Explore all of your options. Find a technique that works for you.

 

1. Breathe

    Practice deep breathing to promote calm and relaxation.

    Take slow, deep breaths. Focus on your breath as it moves in and out of your body.

    Stay in the moment. Take note of how the calm, steady flow of air reduces your anxiety.

    Then let go of all thought and simply breathe.

     

    2. Rest

      Rest and recharge. Give yourself permission to step away from the stressful situation.

      You may have to return to the stressor, but if you can, take a break from it.

      Regular breaks will help you recharge, even if the break is only a good night’s sleep or a brief walk in the park.

       

      3. Exercise

        Physical activity reduces stress.

        Go for a walk. Take a hike. Stretch your body or grab a friend and go dancing.

        Exercise improves your health and helps your body cope with stress.

        Get out of your seat. Get up and move. Engage in physical activity.

         

        4. Socialize

          Connecting with friends, family, and other support groups can be a vital component for managing stress. The key is to engage with a supportive network.

          Build supportive, nurturing social connections that enrich your life. Discuss your thoughts, feelings, and experiences with people you trust. If you need help, ask for support.

          Socialize and do things you enjoy with people you care about, and people who care about you. Make meaningful connections.

          A strong, supportive social network can comfort you, help you, sustain you, and make you feel like you belong.

           

          5. Disconnect

            Limit your exposure to your stressors.

            Disconnecting from whatever is stressing you out does not mean you should abandon your responsibilities and let the chips fall where they may. It means you should identify your stress triggers, evaluate ways to minimize your exposure to those triggers, and take appropriate action to reduce your stress.
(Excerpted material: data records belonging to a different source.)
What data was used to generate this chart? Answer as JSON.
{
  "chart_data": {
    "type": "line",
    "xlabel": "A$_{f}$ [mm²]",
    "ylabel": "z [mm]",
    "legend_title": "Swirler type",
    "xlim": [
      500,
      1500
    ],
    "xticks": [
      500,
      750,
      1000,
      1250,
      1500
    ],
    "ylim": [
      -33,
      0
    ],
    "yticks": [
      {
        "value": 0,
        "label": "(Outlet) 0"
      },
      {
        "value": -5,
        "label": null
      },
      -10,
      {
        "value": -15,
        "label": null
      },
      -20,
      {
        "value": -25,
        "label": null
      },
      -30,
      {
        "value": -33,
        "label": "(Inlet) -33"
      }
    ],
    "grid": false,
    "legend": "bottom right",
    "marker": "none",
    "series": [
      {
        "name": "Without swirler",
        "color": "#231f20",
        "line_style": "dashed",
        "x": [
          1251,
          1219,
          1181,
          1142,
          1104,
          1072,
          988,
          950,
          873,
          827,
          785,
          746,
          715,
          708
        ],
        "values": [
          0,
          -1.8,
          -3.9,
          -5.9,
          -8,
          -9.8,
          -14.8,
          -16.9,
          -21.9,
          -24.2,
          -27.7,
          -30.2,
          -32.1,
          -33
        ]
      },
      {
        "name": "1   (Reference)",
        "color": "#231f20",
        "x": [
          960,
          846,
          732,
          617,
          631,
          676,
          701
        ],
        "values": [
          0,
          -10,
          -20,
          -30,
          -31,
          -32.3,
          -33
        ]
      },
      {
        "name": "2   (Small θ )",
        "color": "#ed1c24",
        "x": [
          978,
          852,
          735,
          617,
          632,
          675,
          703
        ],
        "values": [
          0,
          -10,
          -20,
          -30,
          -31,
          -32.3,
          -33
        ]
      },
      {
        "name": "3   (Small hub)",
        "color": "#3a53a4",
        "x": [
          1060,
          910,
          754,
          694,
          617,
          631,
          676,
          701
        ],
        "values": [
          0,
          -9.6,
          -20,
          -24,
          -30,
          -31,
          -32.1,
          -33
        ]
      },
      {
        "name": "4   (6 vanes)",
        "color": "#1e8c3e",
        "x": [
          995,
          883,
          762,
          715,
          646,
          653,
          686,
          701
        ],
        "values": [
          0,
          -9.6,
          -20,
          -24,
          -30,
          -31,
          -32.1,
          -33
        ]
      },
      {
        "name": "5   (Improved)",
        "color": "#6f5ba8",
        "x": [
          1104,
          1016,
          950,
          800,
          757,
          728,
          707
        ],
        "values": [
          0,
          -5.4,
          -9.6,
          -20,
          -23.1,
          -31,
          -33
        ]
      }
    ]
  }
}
            Disconnecting could include limiting the amount of time you spend on social media, creating boundaries in relationships, avoiding environments and people that induce stress, or simplifying your schedule.

            Prioritize what matters, delegate tasks, manage your time, and learn to say no, when necessary.

             

            Incorporate stress management into your daily routine. Recognize and proactively manage your stress triggers. Strive to create a calmer, more tranquil life.

            Stress management is a personal journey. It requires consistent effort and patience with yourself. You must figure out what works for you.

            If your stress levels are persistently high, difficult for you to manage on your own, or significantly impacting your life, consider seeking professional help from a healthcare provider, mental health professional, or other trained professional who specializes in stress management.